What is naturopathy?

The principles of Naturopathy were first used by the Hippocratic School of Medicine in about 400 BC. The Greek philosopher Hippocrates believed in viewing the whole person in regards to finding a cause of disease, and using the laws of nature to induce cure. It was from this original school of thought that Naturopathy takes its principles.

  • The healing power of nature – nature has the innate ability to heal
  • Identify and treat the cause – there is always an underlying cause, be it physical or emotional
  • Do no harm – a Naturopath will never use treatments that may create other conditions
  • Treat the whole person – when preparing a treatment plan, all aspects of a person’s being are taken into consideration
  • The Naturopath as a teacher – a Naturopath empowers the patient to take responsibility for his/her own health by teaching self-care
  • Prevention is better than cure – a Naturopath may remove toxic substances and situations from a patient’s lifestyle to prevent the onset of further disease
What is nutritional therapy?

Nutritional therapy focuses on the overall nutrient value of a client’s diet to ensure optimal health and well being. Nutritional Therapy is an integrated approach to your health that may prevent the development of chronic disease. The therapy also encompasses lifestyle and environmental factors that might contribute to ill health. Throughout the process, a client is educated as to the benefits of dietary and lifestyle intervention, so that they can feel empowered to take ownership of their own health following the necessary amount of consultations.

What is naturopathic nutrition?

It combines the sciences of biochemistry and nutrition with natural therapies and lifestyle changes in order to help you maintain a good state of health. Naturopathic Nutrition is holistic because it aims to work with the person as a whole, addressing the underlying imbalances that maybe impacting on health, rather than just acting on symptoms. Protocols are tailored to each person’s unique needs, taking into account lifestyle, ethics and food preferences.
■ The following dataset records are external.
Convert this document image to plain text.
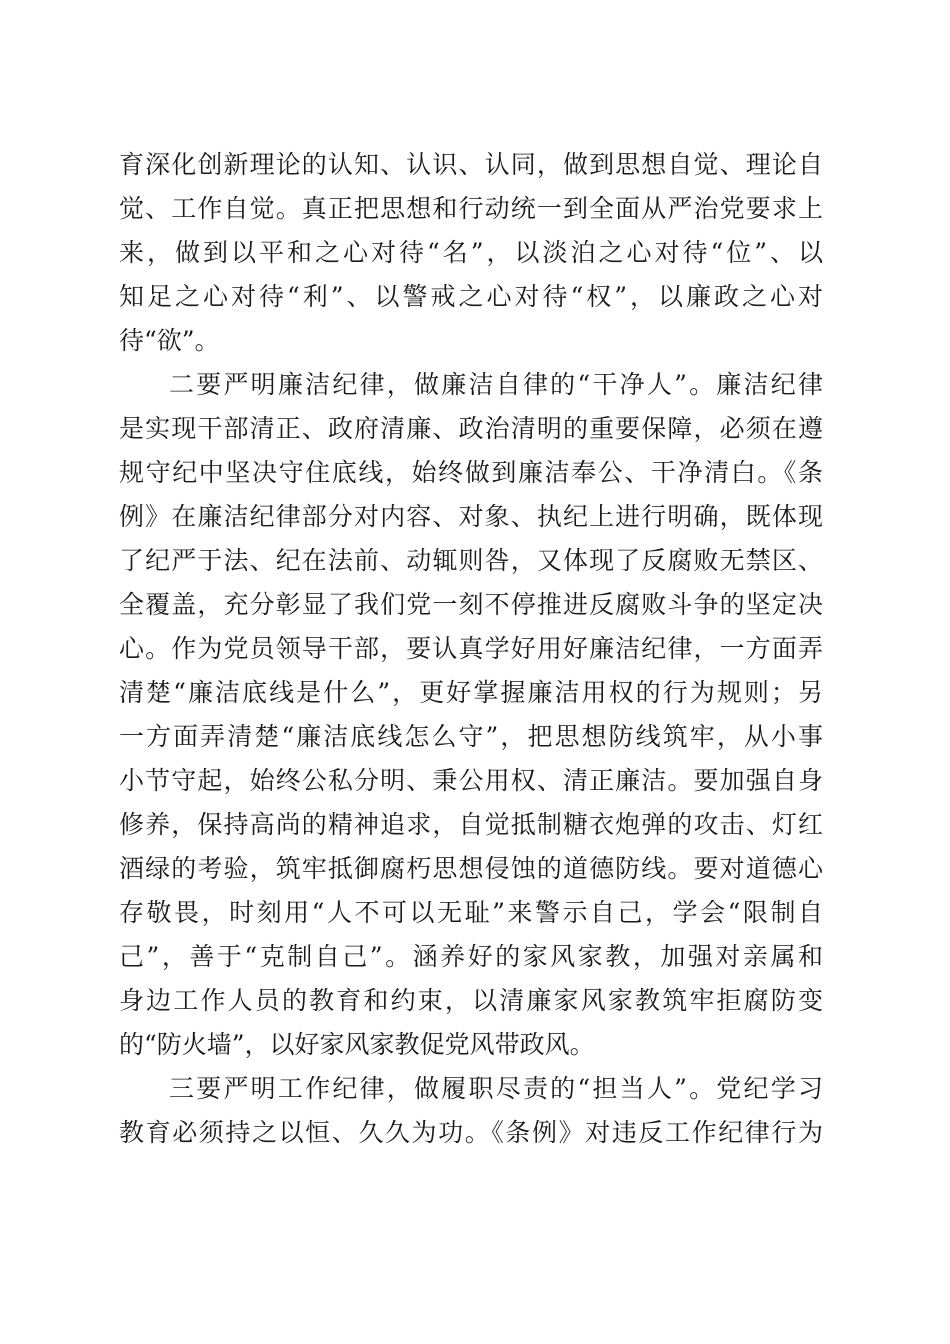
育深化创新理论的认知、认识、认同，做到思想自觉、理论自
觉、工作自觉。真正把思想和行动统一到全面从严治党要求上
来，做到以平和之心对待“名”，以淡泊之心对待“位”、以
知足之心对待“利”、以警戒之心对待“权”，以廉政之心对
待“欲”。
二要严明廉洁纪律，做廉洁自律的“干净人”。廉洁纪律
是实现干部清正、政府清廉、政治清明的重要保障，必须在遵
规守纪中坚决守住底线，始终做到廉洁奉公、干净清白。《条
例》在廉洁纪律部分对内容、对象、执纪上进行明确，既体现
了纪严于法、纪在法前、动辄则咎，又体现了反腐败无禁区、
全覆盖，充分彰显了我们党一刻不停推进反腐败斗争的坚定决
心。作为党员领导干部，要认真学好用好廉洁纪律，一方面弄
清楚“廉洁底线是什么”，更好掌握廉洁用权的行为规则；另
一方面弄清楚“廉洁底线怎么守”，把思想防线筑牢，从小事
小节守起，始终公私分明、秉公用权、清正廉洁。要加强自身
修养，保持高尚的精神追求，自觉抵制糖衣炮弹的攻击、灯红
酒绿的考验，筑牢抵御腐朽思想侵蚀的道德防线。要对道德心
存敬畏，时刻用“人不可以无耻”来警示自己，学会“限制自
己”，善于“克制自己”。涵养好的家风家教，加强对亲属和
身边工作人员的教育和约束，以清廉家风家教筑牢拒腐防变
的“防火墙”，以好家风家教促党风带政风。
三要严明工作纪律，做履职尽责的“担当人”。党纪学习
教育必须持之以恒、久久为功。《条例》对违反工作纪律行为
Does nutritional therapy treat chronic conditions?

Nutritional Therapy is intended to complement conventional medicine and to support your medical practitioner’s diagnosis and treatment plan.

What can I expect from my initial consultation?
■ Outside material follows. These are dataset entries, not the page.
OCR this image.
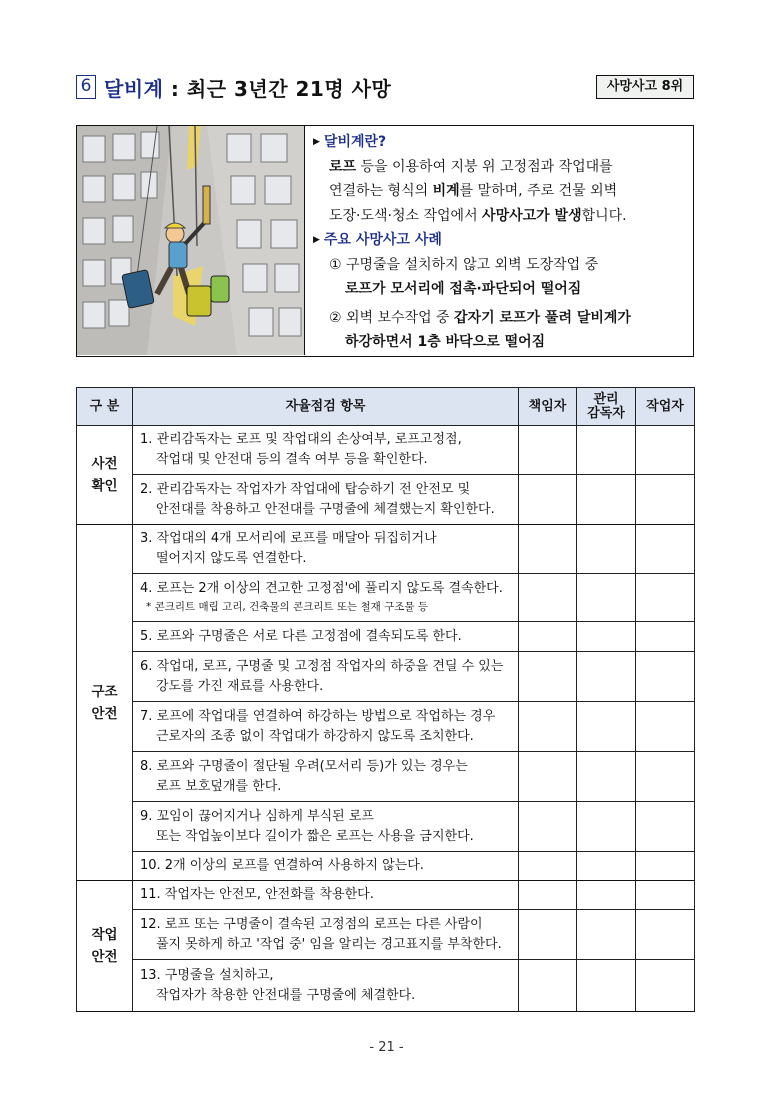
6 달비계 : 최근 3년간 21명 사망	사망사고 8위
▶ 달비계란?
로프 등을 이용하여 지붕 위 고정점과 작업대를
연결하는 형식의 비계를 말하며, 주로 건물 외벽
도장·도색·청소 작업에서 사망사고가 발생합니다.
▶ 주요 사망사고 사례
① 구명줄을 설치하지 않고 외벽 도장작업 중
로프가 모서리에 접촉·파단되어 떨어짐
② 외벽 보수작업 중 갑자기 로프가 풀려 달비계가
하강하면서 1층 바닥으로 떨어짐
구 분	자율점검 항목	책임자	관리
감독자	작업자

사전
확인	1. 관리감독자는 로프 및 작업대의 손상여부, 로프고정점,
작업대 및 안전대 등의 결속 여부 등을 확인한다.			

	2. 관리감독자는 작업자가 작업대에 탑승하기 전 안전모 및
안전대를 착용하고 안전대를 구명줄에 체결했는지 확인한다.			

구조
안전	3. 작업대의 4개 모서리에 로프를 매달아 뒤집히거나
떨어지지 않도록 연결한다.			

	4. 로프는 2개 이상의 견고한 고정점'에 풀리지 않도록 결속한다.
* 콘크리트 매립 고리, 건축물의 콘크리트 또는 철재 구조물 등			

	5. 로프와 구명줄은 서로 다른 고정점에 결속되도록 한다.			
	6. 작업대, 로프, 구명줄 및 고정점 작업자의 하중을 견딜 수 있는
강도를 가진 재료를 사용한다.			

	7. 로프에 작업대를 연결하여 하강하는 방법으로 작업하는 경우
근로자의 조종 없이 작업대가 하강하지 않도록 조치한다.			

	8. 로프와 구명줄이 절단될 우려(모서리 등)가 있는 경우는
로프 보호덮개를 한다.			

	9. 꼬임이 끊어지거나 심하게 부식된 로프
또는 작업높이보다 길이가 짧은 로프는 사용을 금지한다.			

	10. 2개 이상의 로프를 연결하여 사용하지 않는다.			

작업
안전	11. 작업자는 안전모, 안전화를 착용한다.			
	12. 로프 또는 구명줄이 결속된 고정점의 로프는 다른 사람이
풀지 못하게 하고 '작업 중' 임을 알리는 경고표지를 부착한다.			

	13. 구명줄을 설치하고,
작업자가 착용한 안전대를 구명줄에 체결한다.			

- 21 -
An initial consultation lasts for 50 minutes. Prior to the consultation you will receive a food diary and health questionnaire to fill in. Please complete and return these to the email or postal address above a few days before your appointment. During the initial consultation I will then ask you questions to expand on this information so that we can create a therapy plan that best suits your needs. I may use certain Naturopathic tools to help me create a picture of your heath, and if necessary recommend laboratory tests to deepen the knowledge we have of your body.

Once I have a full picture of the health issues you need support with, I will then advise you on nutritional adjustments, lifestyle changes and practitioner grade supplements that I feel will benefit you. After your initial consultation and within 5 working days of our first meeting you will be provided with a copy of your nutritional and lifestyle protocol, any supplement and test recommendations and a selection of handouts/recipes. Further personalised handouts will be provided by email.

How many nutritional therapy visits will be required?

That depends on your unique situation. Follow up appointments aim to monitor your progress, assess what is working and identify any changes necessary to get results.

How do I contact you between visits?

I can be contacted via email or text. I may also schedule calls or contact you via email between sessions to monitor your progress.

What is the cost of an nutritional therapy session?

An initial consultation: €120
Follow up costs: €70

What is the difference between and Nutritional Therapist and a Dietician ?

Generally speaking, dietitians and nutritionists tend to have somewhat different approaches when it comes to teaching their clients about healthy living. In general, nutritionists tend to have a more natural and holistic view compared to dietitians. A high percentage of dietitians work in hospitals or other health care settings and are tightly regulated in terms of what type of dietary advice they should offer to clients. Of course, not every dietitian or nutritionist falls neatly into these categories.

A qualified registered Nutritional Therapist is someone who holds a minimum 3 year diploma in Nutritional Therapy and is trained in basic biochemistry, physiology and pathology as well as 200 hours supervised clinical practice. As such, a Nutritional Therapist is qualified to work in private practice and see clients on a one to one or group basis. They are fully insured and must comply with the NTOI requirements for Continuing Professional Development (CPD) and Code of Professional Ethics & Practice. A Dietitian is required to have a Bachelor of Science in Human Nutrition and Dietetics or a corresponding qualification in the field of science with a postgraduate degree in dietetics.

As a natupathic nutritionist I recommend people put their efforts towards eating unprocessed whole foods as much as possible, even those that might be more calorie-dense, such as healthy fats. Wholefoods are nutrient-dense, tend to be high in volume and fiber, and are naturally filling.